Descartes, though I find his answer silly, deserves substantial accolades for asking the question "What can we be certain of?". Asking the question is usually the hard part.
Hume deserves the title of greatest epistemologist ever, for the first decent answering of the question. His answer, of course, is nothing. The fundamental line in Hume is that belief is EITHER about imaginary items (Math) or not certain.
Many many unsatisfactory responses followed.
And then Bayes asked a better question: How certain should I be of a given belief? And then he answered it. The math is simple.
So what does that lead us to...
It means that we can mathematically decide not only what beliefs to have (based on experience), but also how certain we should be of those beliefs. If we pretend rationality, then belief is no longer a question of preference, but rather of evidence + math. I believe what I want defines irrationality.

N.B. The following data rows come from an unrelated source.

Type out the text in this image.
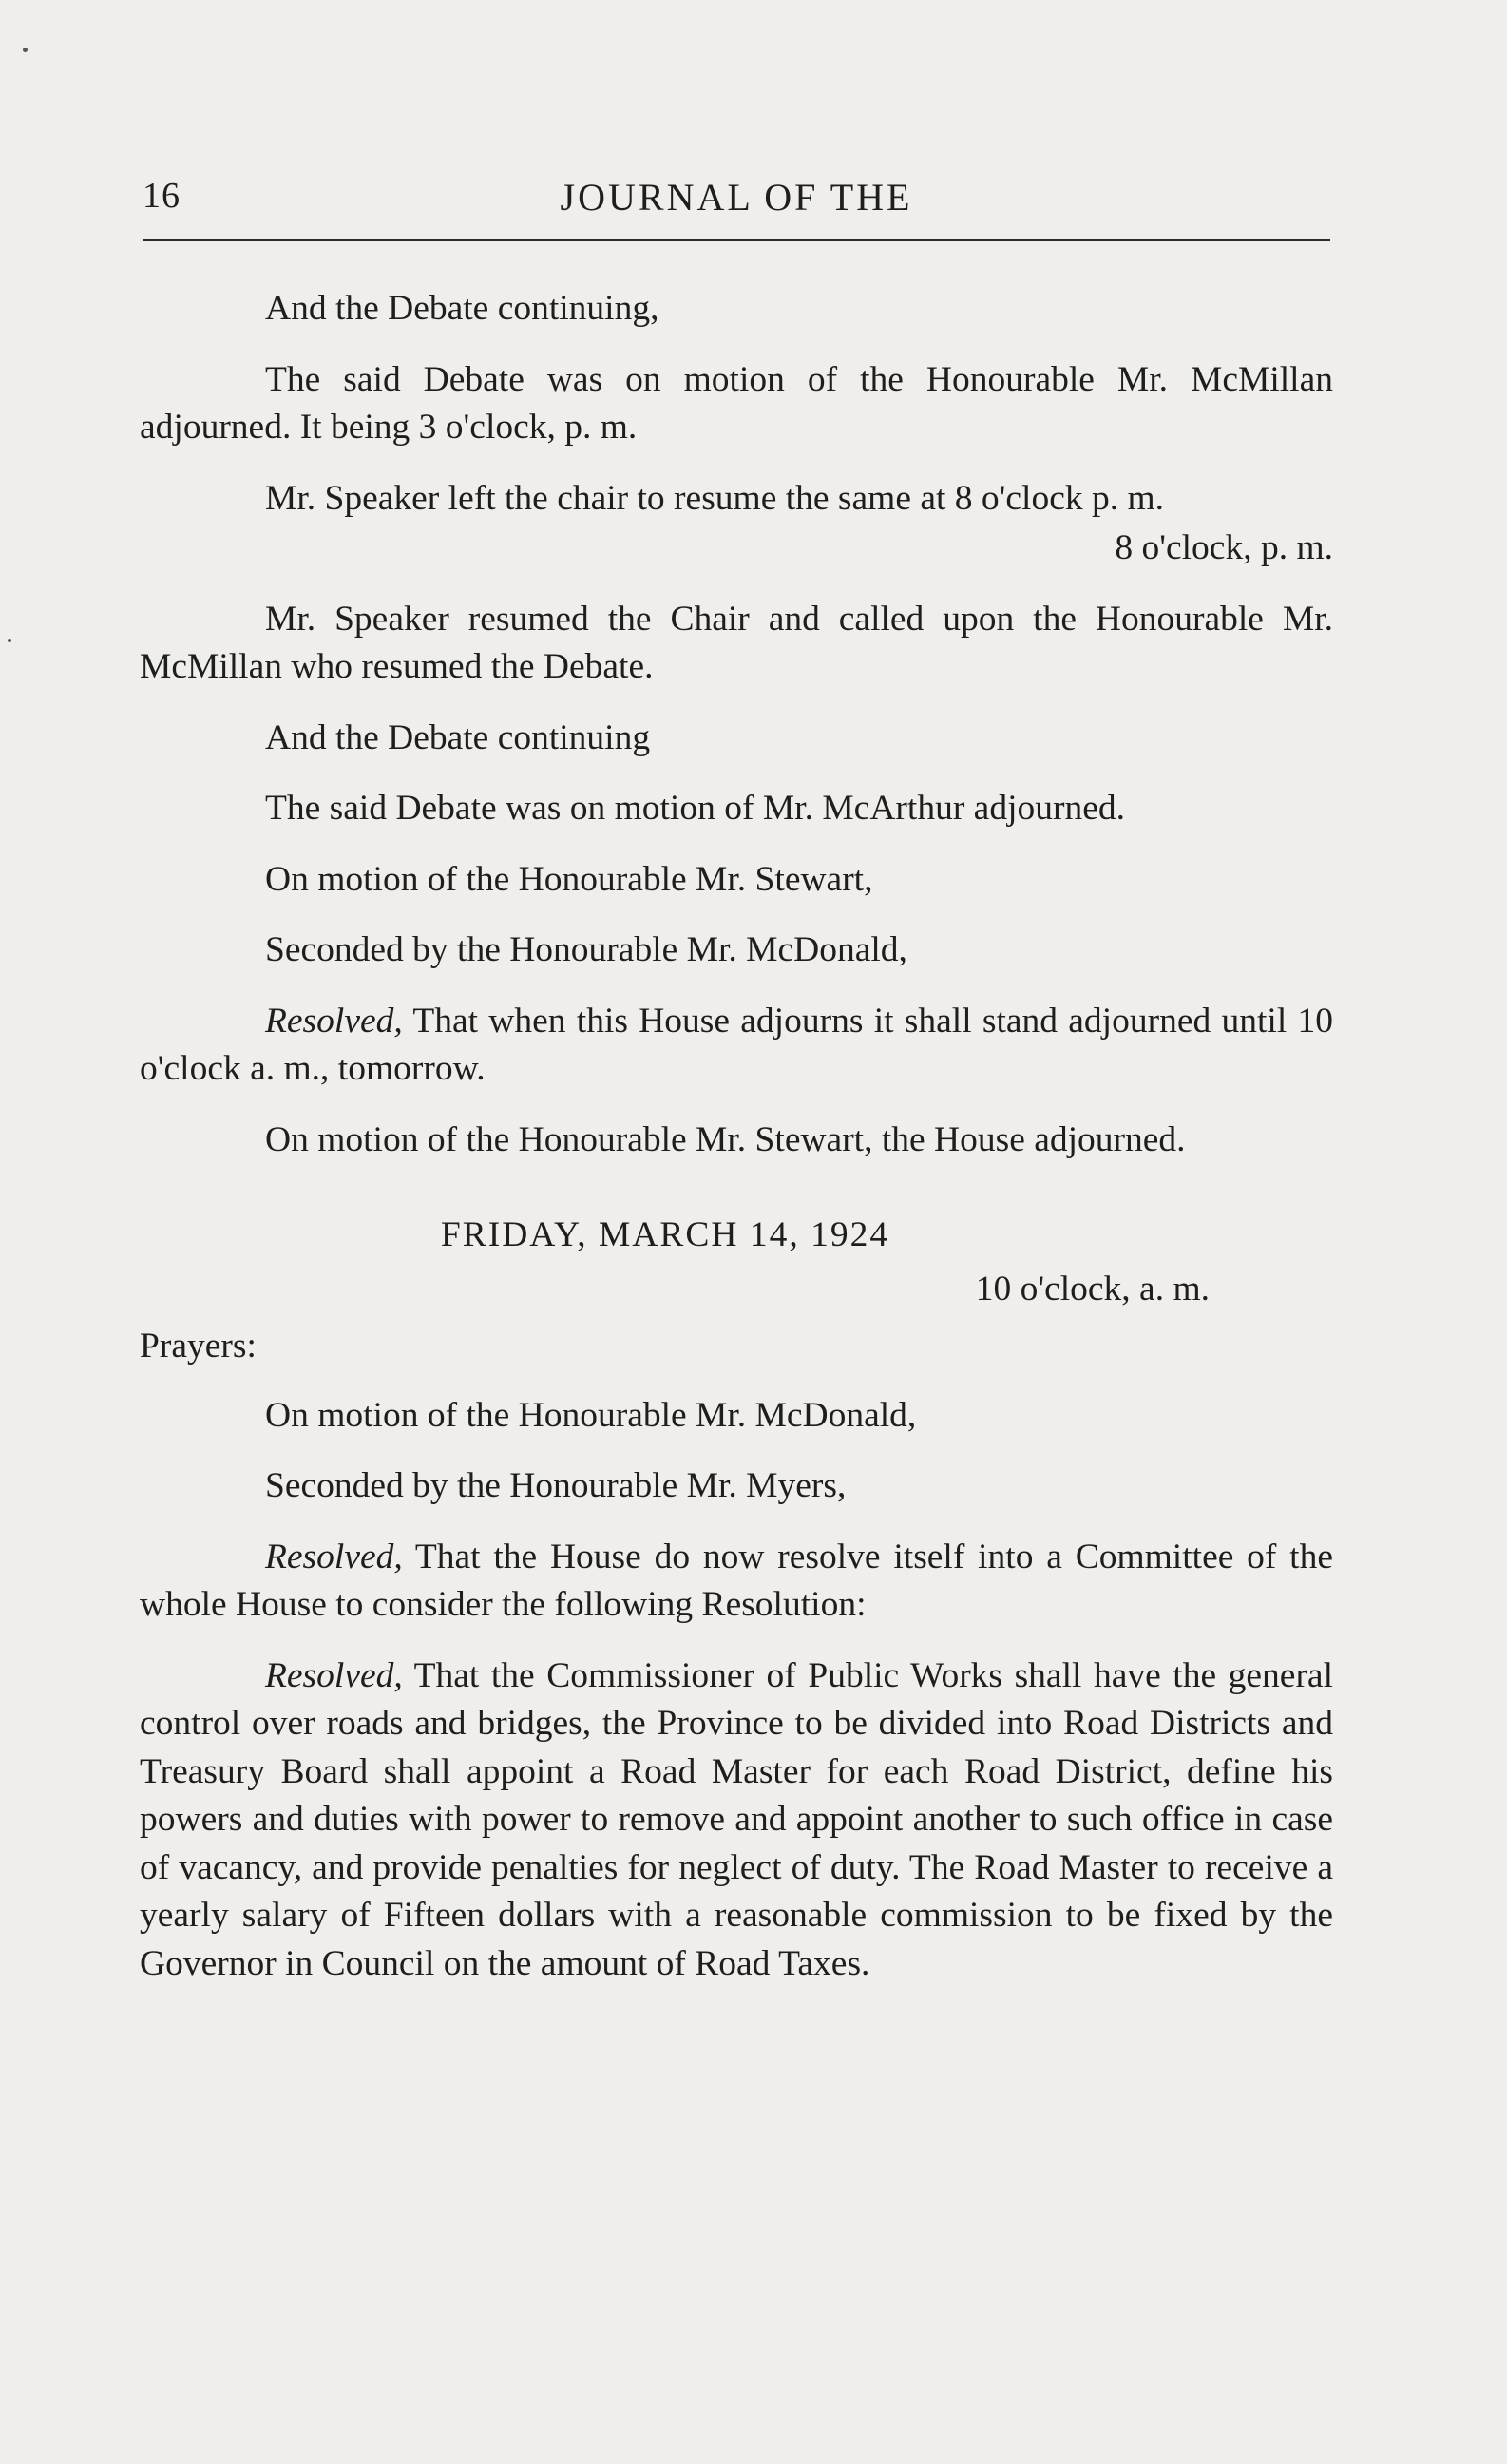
16	JOURNAL OF THE

And the Debate continuing,

The said Debate was on motion of the Honourable Mr. McMillan adjourned. It being 3 o'clock, p. m.

Mr. Speaker left the chair to resume the same at 8 o'clock p. m.

8 o'clock, p. m.

Mr. Speaker resumed the Chair and called upon the Honourable Mr. McMillan who resumed the Debate.

And the Debate continuing

The said Debate was on motion of Mr. McArthur adjourned.

On motion of the Honourable Mr. Stewart,

Seconded by the Honourable Mr. McDonald,

Resolved, That when this House adjourns it shall stand adjourned until 10 o'clock a. m., tomorrow.

On motion of the Honourable Mr. Stewart, the House adjourned.

FRIDAY, MARCH 14, 1924

10 o'clock, a. m.

Prayers:

On motion of the Honourable Mr. McDonald,

Seconded by the Honourable Mr. Myers,

Resolved, That the House do now resolve itself into a Committee of the whole House to consider the following Resolution:

Resolved, That the Commissioner of Public Works shall have the general control over roads and bridges, the Province to be divided into Road Districts and Treasury Board shall appoint a Road Master for each Road District, define his powers and duties with power to remove and appoint another to such office in case of vacancy, and provide penalties for neglect of duty. The Road Master to receive a yearly salary of Fifteen dollars with a reasonable commission to be fixed by the Governor in Council on the amount of Road Taxes.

There are other paths. One can believe as one wishes, without pretending that the beliefs are subject to reason. Reason is merely one epistemic foundation. And I'm not entirely convinced that it's the best one for most people most of the time. It's certainly the hardest. And for an awful lot of folks...it gives less good answers than social epistemology does 9 times out of 10.
One can trust another person...and accept their conclusions, as they are better than one's own. This, like general social epistemology, will give better results than reason for 50+% of the people.
One can not believe much of anything...and wear beliefs as clothes. Beliefs, fundamentally, are properly about getting what you want/need, not about truth. This is highly under-rated as a method.
If one chains oneself to rationality, one has no room to believe in those things one wants...but rather one is forced to conditional belief in many things. If one believes from some other option, those are highly adaptive strategies as well. One's beliefs, then, are constrained elsewhere.